- Interactive map of Upper Chush Falls
- Location: Cascade Range southwest of Sisters in the U.S. state of Oregon
- Coordinates: 44°08′34″N 121°41′05″W﻿ / ﻿44.14278°N 121.68472°W
- Type: Horsetail
- Elevation: 5,630 feet (1,720 m)
- Total height: 200 feet (61 m)
- Longest drop: 130 feet (40 m)
- Watercourse: Whychus Creek
- Average flow rate: 40 cubic feet per second (1.1 m^{3}/s)

= Upper Chush Falls =

Upper Chush Falls is a 200 ft waterfall on Whychus Creek, in the Cascade Range southwest of Sisters in the U.S. state of Oregon. Chush Falls, a 50 ft waterfall, is further downstream on the same creek. Lying between Chush and Upper Chush is a third waterfall, The Cascade. These and several other falls on tributaries in the vicinity are within the Three Sisters Wilderness. The Northwest Waterfall Survey lists the fall's average flow at 40 ft3/s. The highest flows occur between May and August.

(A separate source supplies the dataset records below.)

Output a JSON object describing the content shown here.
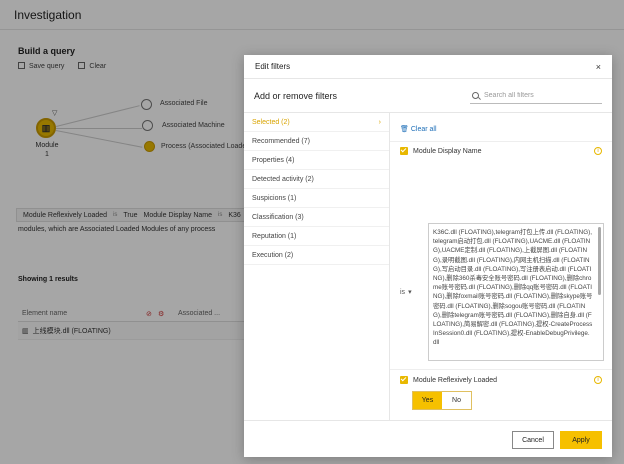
{
  "page": {
    "title": "Investigation",
    "query_title": "Build a query",
    "save_query": "Save query",
    "clear": "Clear",
    "main_node_label": "Module",
    "main_node_count": "1",
    "children": [
      "Associated File",
      "Associated Machine",
      "Process (Associated Loade"
    ],
    "chips": {
      "chip1_label": "Module Reflexively Loaded",
      "chip1_op": "is",
      "chip1_value": "True",
      "chip2_label": "Module Display Name",
      "chip2_op": "is",
      "chip2_value": "K36"
    },
    "description": "modules, which are Associated Loaded Modules of any process",
    "results": "Showing 1 results",
    "col_element_name": "Element name",
    "col_associated": "Associated ...",
    "row_value": "上线模块.dll (FLOATING)"
  },
  "modal": {
    "title": "Edit filters",
    "close": "×",
    "sub_title": "Add or remove filters",
    "search_placeholder": "Search all filters",
    "categories": [
      {
        "label": "Selected (2)"
      },
      {
        "label": "Recommended (7)"
      },
      {
        "label": "Properties (4)"
      },
      {
        "label": "Detected activity (2)"
      },
      {
        "label": "Suspicions (1)"
      },
      {
        "label": "Classification (3)"
      },
      {
        "label": "Reputation (1)"
      },
      {
        "label": "Execution (2)"
      }
    ],
    "clear_all": "Clear all",
    "filter1": {
      "label": "Module Display Name",
      "operator": "is",
      "value": "K36C.dll (FLOATING),telegram打包上传.dll (FLOATING),telegram启动打包.dll (FLOATING),UACME.dll (FLOATING),UACME定制.dll (FLOATING),上截屏图.dll (FLOATING),录明截图.dll (FLOATING),内网主机扫描.dll (FLOATING),写启动目录.dll (FLOATING),写注册表启动.dll (FLOATING),删除360杀毒安全账号密码.dll (FLOATING),删除chrome账号密码.dll (FLOATING),删除qq账号密码.dll (FLOATING),删除foxmail账号密码.dll (FLOATING),删除skype账号密码.dll (FLOATING),删除sogou账号密码.dll (FLOATING),删除telegram账号密码.dll (FLOATING),删除自身.dll (FLOATING),简易解密.dll (FLOATING),提权-CreateProcessInSession0.dll (FLOATING),提权-EnableDebugPrivilege.dll"
    },
    "filter2": {
      "label": "Module Reflexively Loaded",
      "yes": "Yes",
      "no": "No"
    },
    "cancel": "Cancel",
    "apply": "Apply"
  }
}
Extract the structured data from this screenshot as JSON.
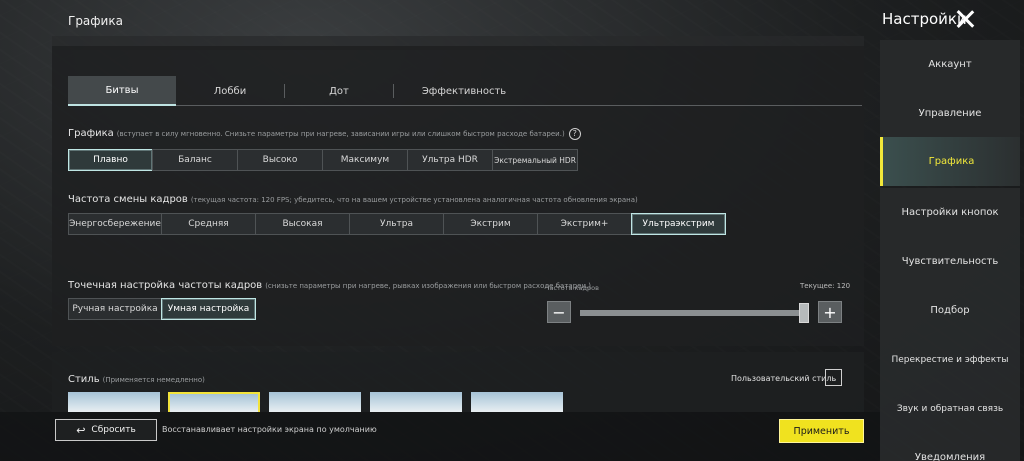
{
  "header": {
    "title": "Графика",
    "settings_title": "Настройки"
  },
  "tabs": [
    {
      "label": "Битвы",
      "active": true
    },
    {
      "label": "Лобби",
      "active": false
    },
    {
      "label": "Дот",
      "active": false
    },
    {
      "label": "Эффективность",
      "active": false
    }
  ],
  "graphics": {
    "label": "Графика",
    "note": "(вступает в силу мгновенно. Снизьте параметры при нагреве, зависании игры или слишком быстром расходе батареи.)",
    "options": [
      "Плавно",
      "Баланс",
      "Высоко",
      "Максимум",
      "Ультра HDR",
      "Экстремальный HDR"
    ],
    "selected": "Плавно"
  },
  "frame_rate": {
    "label": "Частота смены кадров",
    "note": "(текущая частота: 120 FPS; убедитесь, что на вашем устройстве установлена аналогичная частота обновления экрана)",
    "options": [
      "Энергосбережение",
      "Средняя",
      "Высокая",
      "Ультра",
      "Экстрим",
      "Экстрим+",
      "Ультраэкстрим"
    ],
    "selected": "Ультраэкстрим"
  },
  "fine_tune": {
    "label": "Точечная настройка частоты кадров",
    "note": "(снизьте параметры при нагреве, рывках изображения или быстром расходе батареи.)",
    "options": [
      "Ручная настройка",
      "Умная настройка"
    ],
    "selected": "Умная настройка",
    "freq_label": "Частота кадров",
    "current_label": "Текущее: 120",
    "minus": "−",
    "plus": "+",
    "slider_level": 1.0
  },
  "style": {
    "label": "Стиль",
    "note": "(Применяется немедленно)",
    "user_style_label": "Пользовательский стиль",
    "user_style_checked": false
  },
  "footer": {
    "reset_label": "Сбросить",
    "reset_icon": "undo-arrow-icon",
    "reset_desc": "Восстанавливает настройки экрана по умолчанию",
    "apply_label": "Применить"
  },
  "sidebar": {
    "items": [
      {
        "label": "Аккаунт",
        "active": false
      },
      {
        "label": "Управление",
        "active": false
      },
      {
        "label": "Графика",
        "active": true
      },
      {
        "label": "Настройки кнопок",
        "active": false
      },
      {
        "label": "Чувствительность",
        "active": false
      },
      {
        "label": "Подбор",
        "active": false
      },
      {
        "label": "Перекрестие и эффекты",
        "active": false
      },
      {
        "label": "Звук и обратная связь",
        "active": false
      },
      {
        "label": "Уведомления",
        "active": false
      }
    ]
  },
  "colors": {
    "accent_yellow": "#f0e21f",
    "selected_border": "#bfe6e4"
  }
}
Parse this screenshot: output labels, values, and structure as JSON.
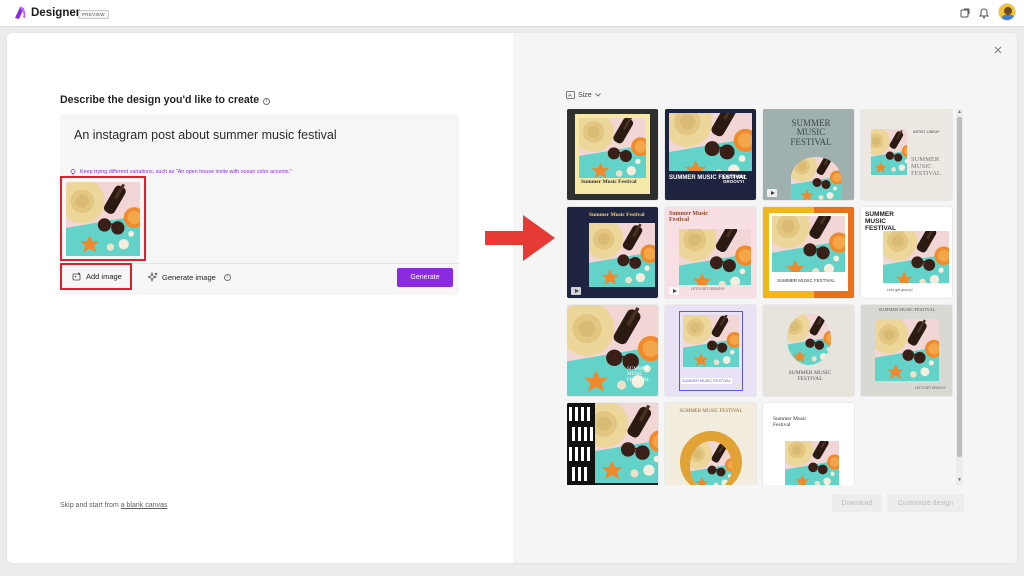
{
  "header": {
    "app_name": "Designer",
    "badge": "PREVIEW",
    "brand_color": "#8a2be2"
  },
  "left": {
    "heading": "Describe the design you'd like to create",
    "prompt": "An instagram post about summer music festival",
    "hint": "Keep trying different variations, such as \"An open house invite with ocean color accents.\"",
    "add_image_label": "Add image",
    "generate_image_label": "Generate image",
    "generate_button": "Generate",
    "skip_prefix": "Skip and start from",
    "skip_link": "a blank canvas"
  },
  "right": {
    "size_label": "Size",
    "download_button": "Download",
    "customize_button": "Customize design",
    "cards": [
      {
        "text": "Summer Music Festival"
      },
      {
        "text": "SUMMER MUSIC FESTIVAL",
        "sub": "LET'S GET GROOVY!"
      },
      {
        "text": "SUMMER MUSIC FESTIVAL"
      },
      {
        "text": "SUMMER MUSIC FESTIVAL",
        "sub": "ARTIST LINEUP"
      },
      {
        "text": "Summer Music Festival"
      },
      {
        "text": "Summer Music Festival",
        "sub": "LET'S GET GROOVY"
      },
      {
        "text": "SUMMER MUSIC FESTIVAL"
      },
      {
        "text": "SUMMER MUSIC FESTIVAL",
        "sub": "Let's get groovy!"
      },
      {
        "text": "SUMMER MUSIC FESTIVAL"
      },
      {
        "text": "SUMMER MUSIC FESTIVAL"
      },
      {
        "text": "SUMMER MUSIC FESTIVAL"
      },
      {
        "text": "SUMMER MUSIC FESTIVAL",
        "sub": "LET'S GET GROOVY"
      },
      {
        "text": ""
      },
      {
        "text": "SUMMER MUSIC FESTIVAL"
      },
      {
        "text": "Summer Music Festival"
      }
    ]
  },
  "colors": {
    "accent": "#8a2be2",
    "highlight": "#e0212b"
  }
}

The United States Forest Service maintains the Chush Falls Trail, which runs along the east side of Whychus Creek and ends at an overlook above Chush Falls. From there, although the formal trail does not continue, hikers can follow the creek for about 0.5 mi to The Cascade. The unofficial trail continues for about another 0.25 mi and ends at the base of Upper Whychus Falls. A Northwest Forest Pass is required for parking at the trailhead.

==Names==
Whychus Creek, formerly named Squaw Creek, considered derogatory in the 21st century, was renamed in 2006. Upper Chush Falls was officially known as Squaw Creek Falls before 2005, when it was renamed by the United States Board on Geographic Names. Chush is a Sahaptin word for water.

In a document written before the official name change, the Northwest Waterfall Survey identified Upper Chush Falls as Kaluwas Falls, which it described as a "proposed name". The same document listed the following "known alternate names": Squaw Creek Falls, Upper Squaw Creek Falls, Upper Chush Falls, and Whychus Creek Falls. Waterfalls of the Pacific Northwest refers to Upper Chush Falls as Whychus Creek Falls.